Os governos dos países da América Latina vêm reconhecendo cada vez mais o papel da alimentação escolar como uma importante política de segurança alimentar e nutricional para o cumprimento do direito à alimentação. Partindo deste cenário, ministros de Estado da América Latina se reúnem, em Brasília, para discutir as principais conclusões e recomendações do estudo regional “Panorama da Alimentação Escolar e as possibilidades de compra direta da agricultura familiar”. O Seminário Internacional e Multissetorial “Programas de Alimentação Escolar Sustentáveis para a América Latina e Caribe” será realizado nos dias 20 e 21 de agosto, no Palácio do Itamaraty, em Brasília. 

Durante mais de um ano, o Governo do Brasil e a Organização das Nações Unidas para a Alimentação e Agricultura (FAO) realizaram estudos em oitos países da América Latina - Bolívia, Colômbia, El Salvador, Guatemala, Honduras, Nicarágua, Paraguai e Peru - com uma visão intersetorial sobre a oferta de alimentação escolar nestes países como estratégia para a erradicação da fome, a educação alimentar e nutricional, a aprendizagem e a segurança alimentar e nutricional dos estudantes.

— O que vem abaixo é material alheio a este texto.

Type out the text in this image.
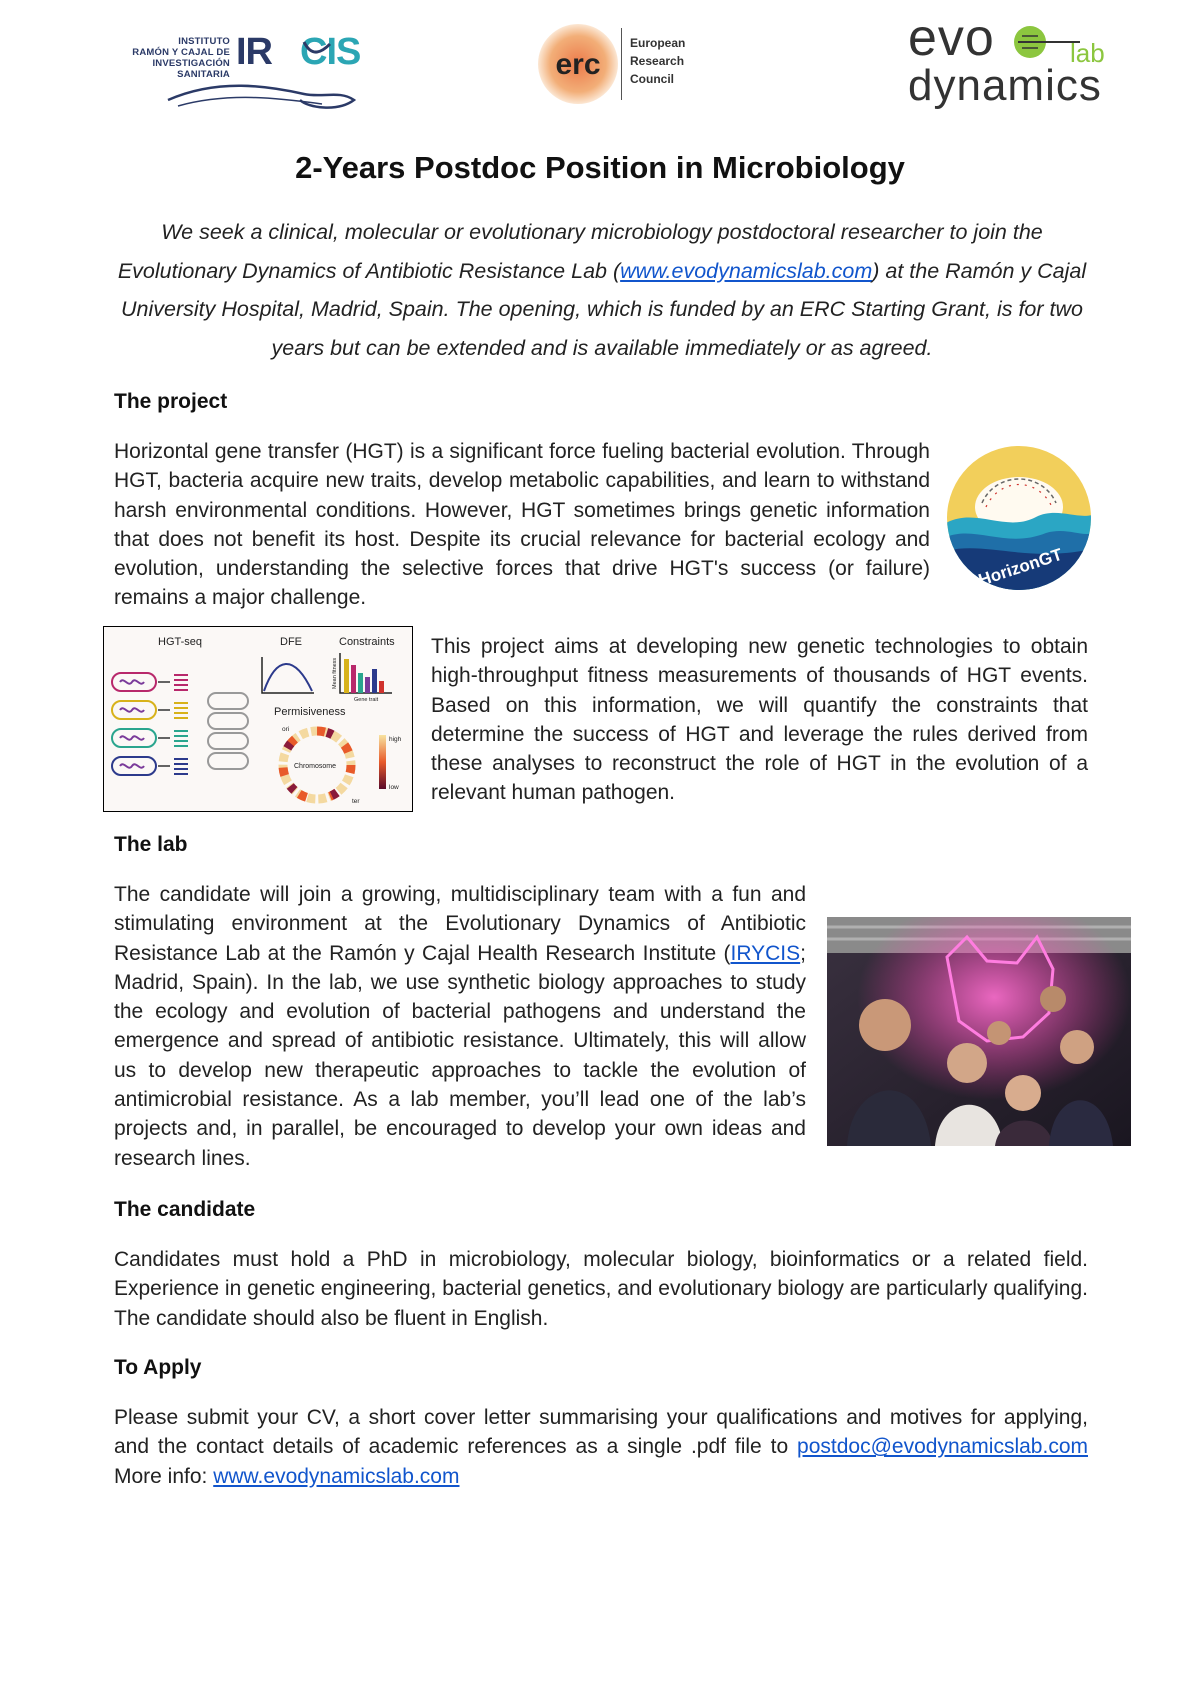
INSTITUTO
RAMÓN Y CAJAL DE
INVESTIGACIÓN SANITARIA
IR CIS	erc
European
Research
Council
evo	lab
dynamics
2-Years Postdoc Position in Microbiology
We seek a clinical, molecular or evolutionary microbiology postdoctoral researcher to join the Evolutionary Dynamics of Antibiotic Resistance Lab (www.evodynamicslab.com) at the Ramón y Cajal University Hospital, Madrid, Spain. The opening, which is funded by an ERC Starting Grant, is for two years but can be extended and is available immediately or as agreed.
The project
Horizontal gene transfer (HGT) is a significant force fueling bacterial evolution. Through HGT, bacteria acquire new traits, develop metabolic capabilities, and learn to withstand harsh environmental conditions. However, HGT sometimes brings genetic information that does not benefit its host. Despite its crucial relevance for bacterial ecology and evolution, understanding the selective forces that drive HGT's success (or failure) remains a major challenge.
HorizonGT
HGT-seq	DFE	Constraints
Mean fitness
Gene trait
Permisiveness
Chromosome
ori
ter
high
low
This project aims at developing new genetic technologies to obtain high-throughput fitness measurements of thousands of HGT events. Based on this information, we will quantify the constraints that determine the success of HGT and leverage the rules derived from these analyses to reconstruct the role of HGT in the evolution of a relevant human pathogen.
The lab
The candidate will join a growing, multidisciplinary team with a fun and stimulating environment at the Evolutionary Dynamics of Antibiotic Resistance Lab at the Ramón y Cajal Health Research Institute (IRYCIS; Madrid, Spain). In the lab, we use synthetic biology approaches to study the ecology and evolution of bacterial pathogens and understand the emergence and spread of antibiotic resistance. Ultimately, this will allow us to develop new therapeutic approaches to tackle the evolution of antimicrobial resistance. As a lab member, you’ll lead one of the lab’s projects and, in parallel, be encouraged to develop your own ideas and research lines.
The candidate
Candidates must hold a PhD in microbiology, molecular biology, bioinformatics or a related field. Experience in genetic engineering, bacterial genetics, and evolutionary biology are particularly qualifying. The candidate should also be fluent in English.
To Apply
Please submit your CV, a short cover letter summarising your qualifications and motives for applying, and the contact details of academic references as a single .pdf file to postdoc@evodynamicslab.com More info: www.evodynamicslab.com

Os programas de alimentação escolar destes oito países representam um potencial de demanda de 19,8 milhões de estudantes que consomem uma grande quantidade de alimentos durante todo o ano, principalmente grãos básicos, frutas, hortaliças e leite, entre outros produtos.

Este panorama teve como finalidade levantar os avanços em políticas, programas e ações de alimentação escolar, tema que nas últimas décadas tem obtido especial relevância dos governos e da sociedade civil, principalmente pela experiência do Brasil, que há mais de meio século executa o Programa Nacional de Alimentação Escolar (PNAE), ferramenta estratégica para a superação da pobreza e de combate à fome do país.

O seminário para apresentação e discussão do estudo regional “Panorama da Alimentação Escolar e as possibilidades de compra direta da agricultura familiar” é promovido pelo Governo do Brasil, por meio do Fundo Nacional de Desenvolvimento da Educação (FNDE), do Ministério da Educação; Agência Brasileira de Cooperação (ABC), do Ministério das Relações Exteriores; e Organização das Nações Unidas para a Alimentação e Agricultura (FAO).

Também é apoiado pelo Conselho Nacional de Segurança Alimentar e Nutricional (Consea), pela ONG Oxfam Internacional e pela Frente Parlamentar contra a Fome na América Latina e Caribe.